Hanns Braun, Sohn des bekannten Kunstmalers Louis Braun, studierte zuerst Kunst in München und dann Architektur in Berlin. Seit 1914 leistete er Kriegsdienst im Ersten Weltkrieg. Er fiel im Oktober 1918 als Flugzeugführer in der bayerischen Jagdstaffel 34 bei einer Flugzeugkollision.
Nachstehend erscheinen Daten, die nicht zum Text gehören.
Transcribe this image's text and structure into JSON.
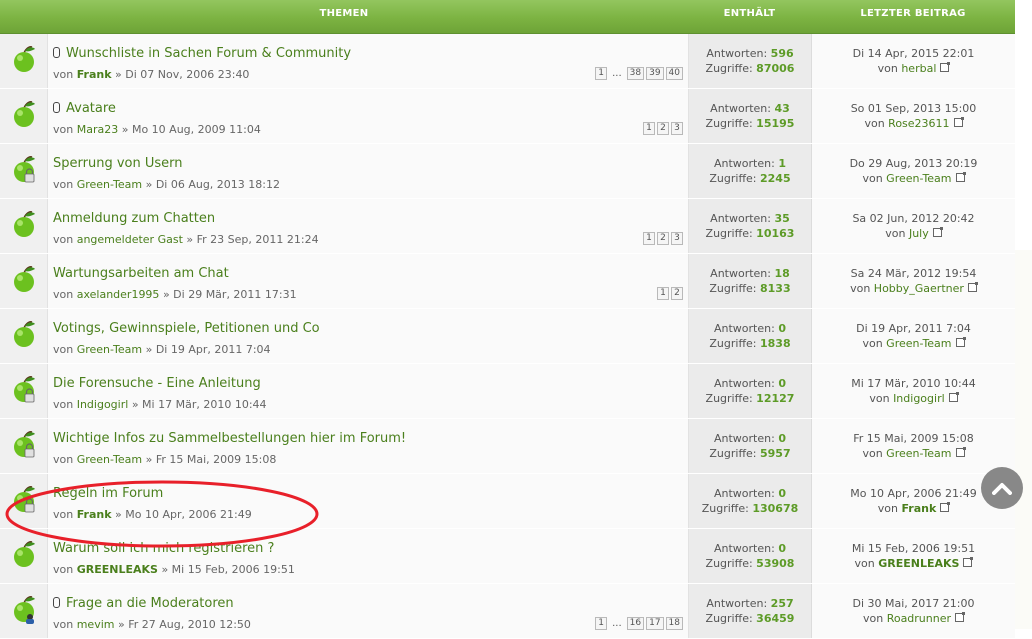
{
  "header": {
    "topics": "THEMEN",
    "stats": "ENTHÄLT",
    "last": "LETZTER BEITRAG"
  },
  "labels": {
    "by": "von",
    "replies": "Antworten:",
    "views": "Zugriffe:",
    "sep": "»"
  },
  "colors": {
    "header": "#7cb342",
    "link": "#4a7f1c",
    "value": "#5d9b27"
  },
  "topics": [
    {
      "title": "Wunschliste in Sachen Forum & Community",
      "attachment": true,
      "author": "Frank",
      "author_bold": true,
      "date": "Di 07 Nov, 2006 23:40",
      "pages": [
        "1",
        "...",
        "38",
        "39",
        "40"
      ],
      "replies": "596",
      "views": "87006",
      "last_date": "Di 14 Apr, 2015 22:01",
      "last_user": "herbal",
      "last_bold": false,
      "icon": "new-topic-icon"
    },
    {
      "title": "Avatare",
      "attachment": true,
      "author": "Mara23",
      "author_bold": false,
      "date": "Mo 10 Aug, 2009 11:04",
      "pages": [
        "1",
        "2",
        "3"
      ],
      "replies": "43",
      "views": "15195",
      "last_date": "So 01 Sep, 2013 15:00",
      "last_user": "Rose23611",
      "last_bold": false,
      "icon": "new-topic-icon"
    },
    {
      "title": "Sperrung von Usern",
      "attachment": false,
      "author": "Green-Team",
      "author_bold": false,
      "date": "Di 06 Aug, 2013 18:12",
      "pages": [],
      "replies": "1",
      "views": "2245",
      "last_date": "Do 29 Aug, 2013 20:19",
      "last_user": "Green-Team",
      "last_bold": false,
      "icon": "locked-topic-icon"
    },
    {
      "title": "Anmeldung zum Chatten",
      "attachment": false,
      "author": "angemeldeter Gast",
      "author_bold": false,
      "date": "Fr 23 Sep, 2011 21:24",
      "pages": [
        "1",
        "2",
        "3"
      ],
      "replies": "35",
      "views": "10163",
      "last_date": "Sa 02 Jun, 2012 20:42",
      "last_user": "July",
      "last_bold": false,
      "icon": "new-topic-icon"
    },
    {
      "title": "Wartungsarbeiten am Chat",
      "attachment": false,
      "author": "axelander1995",
      "author_bold": false,
      "date": "Di 29 Mär, 2011 17:31",
      "pages": [
        "1",
        "2"
      ],
      "replies": "18",
      "views": "8133",
      "last_date": "Sa 24 Mär, 2012 19:54",
      "last_user": "Hobby_Gaertner",
      "last_bold": false,
      "icon": "new-topic-icon"
    },
    {
      "title": "Votings, Gewinnspiele, Petitionen und Co",
      "attachment": false,
      "author": "Green-Team",
      "author_bold": false,
      "date": "Di 19 Apr, 2011 7:04",
      "pages": [],
      "replies": "0",
      "views": "1838",
      "last_date": "Di 19 Apr, 2011 7:04",
      "last_user": "Green-Team",
      "last_bold": false,
      "icon": "new-topic-icon"
    },
    {
      "title": "Die Forensuche - Eine Anleitung",
      "attachment": false,
      "author": "Indigogirl",
      "author_bold": false,
      "date": "Mi 17 Mär, 2010 10:44",
      "pages": [],
      "replies": "0",
      "views": "12127",
      "last_date": "Mi 17 Mär, 2010 10:44",
      "last_user": "Indigogirl",
      "last_bold": false,
      "icon": "locked-topic-icon"
    },
    {
      "title": "Wichtige Infos zu Sammelbestellungen hier im Forum!",
      "attachment": false,
      "author": "Green-Team",
      "author_bold": false,
      "date": "Fr 15 Mai, 2009 15:08",
      "pages": [],
      "replies": "0",
      "views": "5957",
      "last_date": "Fr 15 Mai, 2009 15:08",
      "last_user": "Green-Team",
      "last_bold": false,
      "icon": "locked-topic-icon"
    },
    {
      "title": "Regeln im Forum",
      "attachment": false,
      "author": "Frank",
      "author_bold": true,
      "date": "Mo 10 Apr, 2006 21:49",
      "pages": [],
      "replies": "0",
      "views": "130678",
      "last_date": "Mo 10 Apr, 2006 21:49",
      "last_user": "Frank",
      "last_bold": true,
      "icon": "locked-topic-icon"
    },
    {
      "title": "Warum soll ich mich registrieren ?",
      "attachment": false,
      "author": "GREENLEAKS",
      "author_bold": true,
      "date": "Mi 15 Feb, 2006 19:51",
      "pages": [],
      "replies": "0",
      "views": "53908",
      "last_date": "Mi 15 Feb, 2006 19:51",
      "last_user": "GREENLEAKS",
      "last_bold": true,
      "icon": "new-topic-icon"
    },
    {
      "title": "Frage an die Moderatoren",
      "attachment": true,
      "author": "mevim",
      "author_bold": false,
      "date": "Fr 27 Aug, 2010 12:50",
      "pages": [
        "1",
        "...",
        "16",
        "17",
        "18"
      ],
      "replies": "257",
      "views": "36459",
      "last_date": "Di 30 Mai, 2017 21:00",
      "last_user": "Roadrunner",
      "last_bold": false,
      "icon": "moderator-topic-icon"
    }
  ]
}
Zur Erinnerung verleiht der Deutsche Leichtathletik-Verband den Hanns-Braun-Preis, die höchste Auszeichnung, die der Deutsche Leichtathletik-Verband für „besondere Leistungen und außerordentliche Verdienste in der Führung der deutschen Leichtathletik“ (Zitat) vergibt.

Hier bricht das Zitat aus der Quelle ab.